Bosch happy to be on battery sidelines – for now
Supplier's boss wants to focus on r&d for next-generation power packs
TOKYO -- Robert Bosch pulled out of its venture with Samsung SDI to develop and manufacture lithium ion batteries last year. Bosch Chairman Volkmar Denner is happy to be out of that segment – for now.
The market for hybrid and electric vehicles is over-saturated with too much capacity for lithium ion batteries, Denner said at a media roundtable Friday in Tokyo. So instead of focusing on mass production today, Bosch will focus on developing next-generation batteries, he said.
Bosch expects electrified vehicles to account for only 10 percent of the global market in 2020. Bosch's r&d efforts will on supplying demand after that, Denner said.
"Since the market will be quite low until 2020, we at the moment are very happy that we are not engaged in high-volume battery production," Denner said. "We will concentrate on r&d so we can make progress regarding energy density and the cost of lithium ion batteries."
Remaining Samsung ties
Bosch teamed with Samsung SDI, through a 50-50 venture called SB LiMotive, to develop and make batteries for electrified cars. But Bosch sold its stake to Samsung SDI last year.

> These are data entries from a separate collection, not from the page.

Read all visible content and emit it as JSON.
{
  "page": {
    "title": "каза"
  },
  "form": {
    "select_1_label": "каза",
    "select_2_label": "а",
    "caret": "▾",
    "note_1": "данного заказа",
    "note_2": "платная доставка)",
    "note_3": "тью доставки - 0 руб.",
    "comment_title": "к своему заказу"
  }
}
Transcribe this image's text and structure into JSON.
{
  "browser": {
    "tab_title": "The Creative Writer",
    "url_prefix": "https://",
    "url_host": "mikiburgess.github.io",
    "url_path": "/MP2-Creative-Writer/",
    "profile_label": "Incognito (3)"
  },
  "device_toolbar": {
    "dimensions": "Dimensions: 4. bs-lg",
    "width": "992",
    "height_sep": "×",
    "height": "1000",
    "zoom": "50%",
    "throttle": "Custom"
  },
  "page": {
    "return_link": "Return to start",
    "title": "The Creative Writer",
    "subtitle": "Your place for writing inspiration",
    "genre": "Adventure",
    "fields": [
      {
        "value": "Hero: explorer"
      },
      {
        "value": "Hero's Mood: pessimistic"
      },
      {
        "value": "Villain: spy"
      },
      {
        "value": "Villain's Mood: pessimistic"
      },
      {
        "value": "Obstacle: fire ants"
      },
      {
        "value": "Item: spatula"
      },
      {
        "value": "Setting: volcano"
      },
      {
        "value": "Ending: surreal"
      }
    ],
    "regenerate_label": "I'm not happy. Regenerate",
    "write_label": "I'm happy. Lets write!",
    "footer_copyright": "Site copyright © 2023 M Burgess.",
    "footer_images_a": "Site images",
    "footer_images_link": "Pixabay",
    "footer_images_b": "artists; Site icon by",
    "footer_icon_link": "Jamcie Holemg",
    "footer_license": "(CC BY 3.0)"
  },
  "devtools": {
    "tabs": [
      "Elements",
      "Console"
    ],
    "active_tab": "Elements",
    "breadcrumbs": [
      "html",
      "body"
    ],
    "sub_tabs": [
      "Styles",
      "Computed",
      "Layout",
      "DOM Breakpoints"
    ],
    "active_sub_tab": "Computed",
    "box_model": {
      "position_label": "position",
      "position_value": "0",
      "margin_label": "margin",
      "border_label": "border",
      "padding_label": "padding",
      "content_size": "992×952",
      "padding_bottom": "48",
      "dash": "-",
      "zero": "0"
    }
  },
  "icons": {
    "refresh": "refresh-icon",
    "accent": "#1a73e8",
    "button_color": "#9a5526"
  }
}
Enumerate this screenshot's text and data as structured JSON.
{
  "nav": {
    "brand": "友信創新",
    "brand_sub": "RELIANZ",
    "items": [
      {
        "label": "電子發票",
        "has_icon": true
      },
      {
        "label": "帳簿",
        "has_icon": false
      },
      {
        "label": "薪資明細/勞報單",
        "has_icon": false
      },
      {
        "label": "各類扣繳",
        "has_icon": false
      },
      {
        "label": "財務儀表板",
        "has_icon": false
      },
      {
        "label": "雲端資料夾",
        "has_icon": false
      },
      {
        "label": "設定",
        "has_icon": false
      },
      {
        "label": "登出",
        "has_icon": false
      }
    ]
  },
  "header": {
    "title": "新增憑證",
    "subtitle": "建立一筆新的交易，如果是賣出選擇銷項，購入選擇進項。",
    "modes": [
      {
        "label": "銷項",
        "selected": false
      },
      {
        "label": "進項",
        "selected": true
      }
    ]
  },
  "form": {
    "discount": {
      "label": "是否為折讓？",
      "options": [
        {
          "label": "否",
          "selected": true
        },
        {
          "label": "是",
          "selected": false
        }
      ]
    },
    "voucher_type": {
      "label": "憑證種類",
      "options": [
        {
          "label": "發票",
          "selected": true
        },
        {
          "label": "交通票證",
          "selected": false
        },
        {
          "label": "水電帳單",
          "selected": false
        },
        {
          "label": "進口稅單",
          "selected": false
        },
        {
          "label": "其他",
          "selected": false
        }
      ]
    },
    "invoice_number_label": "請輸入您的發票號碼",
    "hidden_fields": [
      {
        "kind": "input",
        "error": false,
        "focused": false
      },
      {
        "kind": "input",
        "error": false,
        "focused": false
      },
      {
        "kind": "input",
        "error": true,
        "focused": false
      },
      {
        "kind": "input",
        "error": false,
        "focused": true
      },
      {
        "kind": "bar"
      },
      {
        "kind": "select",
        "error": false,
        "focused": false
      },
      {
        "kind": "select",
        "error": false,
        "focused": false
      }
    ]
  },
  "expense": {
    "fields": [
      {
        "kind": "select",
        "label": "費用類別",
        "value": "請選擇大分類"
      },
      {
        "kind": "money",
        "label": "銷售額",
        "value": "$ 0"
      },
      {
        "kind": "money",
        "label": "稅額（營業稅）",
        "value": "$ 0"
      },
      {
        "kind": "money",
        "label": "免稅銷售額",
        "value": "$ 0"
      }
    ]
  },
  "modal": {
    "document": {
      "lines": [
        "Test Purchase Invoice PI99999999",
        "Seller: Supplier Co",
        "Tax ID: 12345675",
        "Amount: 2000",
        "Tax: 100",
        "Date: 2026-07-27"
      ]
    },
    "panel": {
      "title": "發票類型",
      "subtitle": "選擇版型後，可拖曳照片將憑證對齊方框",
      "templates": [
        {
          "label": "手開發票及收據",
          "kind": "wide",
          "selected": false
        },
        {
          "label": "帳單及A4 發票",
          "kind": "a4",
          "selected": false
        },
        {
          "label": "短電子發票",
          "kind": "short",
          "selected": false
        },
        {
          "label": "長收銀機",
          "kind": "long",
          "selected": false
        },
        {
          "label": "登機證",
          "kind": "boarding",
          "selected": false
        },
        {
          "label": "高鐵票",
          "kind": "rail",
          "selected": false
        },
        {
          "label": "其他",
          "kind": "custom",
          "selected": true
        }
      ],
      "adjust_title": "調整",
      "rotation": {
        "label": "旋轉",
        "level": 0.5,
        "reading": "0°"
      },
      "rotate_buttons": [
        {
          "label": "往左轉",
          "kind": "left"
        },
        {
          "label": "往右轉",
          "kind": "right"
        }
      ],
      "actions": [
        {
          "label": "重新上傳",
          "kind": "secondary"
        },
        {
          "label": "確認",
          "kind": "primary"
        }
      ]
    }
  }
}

While Bosch will pursue its own battery research, it will use cells from Samsung SDI in a Bosch battery pack that will supplied to the Fiat 500e electric car starting next year.
Bosch Chairman Denner predict the company's auto division will grow by 2% to 4% this year.
"It will take some years until a broad acceptance of electric vehicles can happen," Denner said. "The big unknown is the battery."
Separately, Denner said the company's automotive sales are expected to grow by between 2 percent and 4 percent this year, after growing 1.7percent in 2012.
But sales to Japanese automakers will grow by about 8 percent, comprising a bigger share of the supplier's global revenue.
Appeal of non-Japanese suppliers
Japanese automakers are turning to Bosch when they expand overseas because Bosch often has an established footprint in those markets. That gives the German company an advantage over Japanese suppliers that don't have as great an international reach.
Japan's automakers, led by Toyota Motor Corp., have been vocal in seeking out new business with foreign suppliers, to diversify sourcing as a hedge against foreign-exchange fluctuations and after the 2011 earthquake in Japan exposed the perils of relying on suppliers in a limited geographic area.
"The share of Japanese OEMs in the Bosch portfolio grew last year and my expectation is that this will also continue in the future," Denner said. "Our main target is to grow with the Japanese OEMs outside of Japan, in the emerging markets mainly."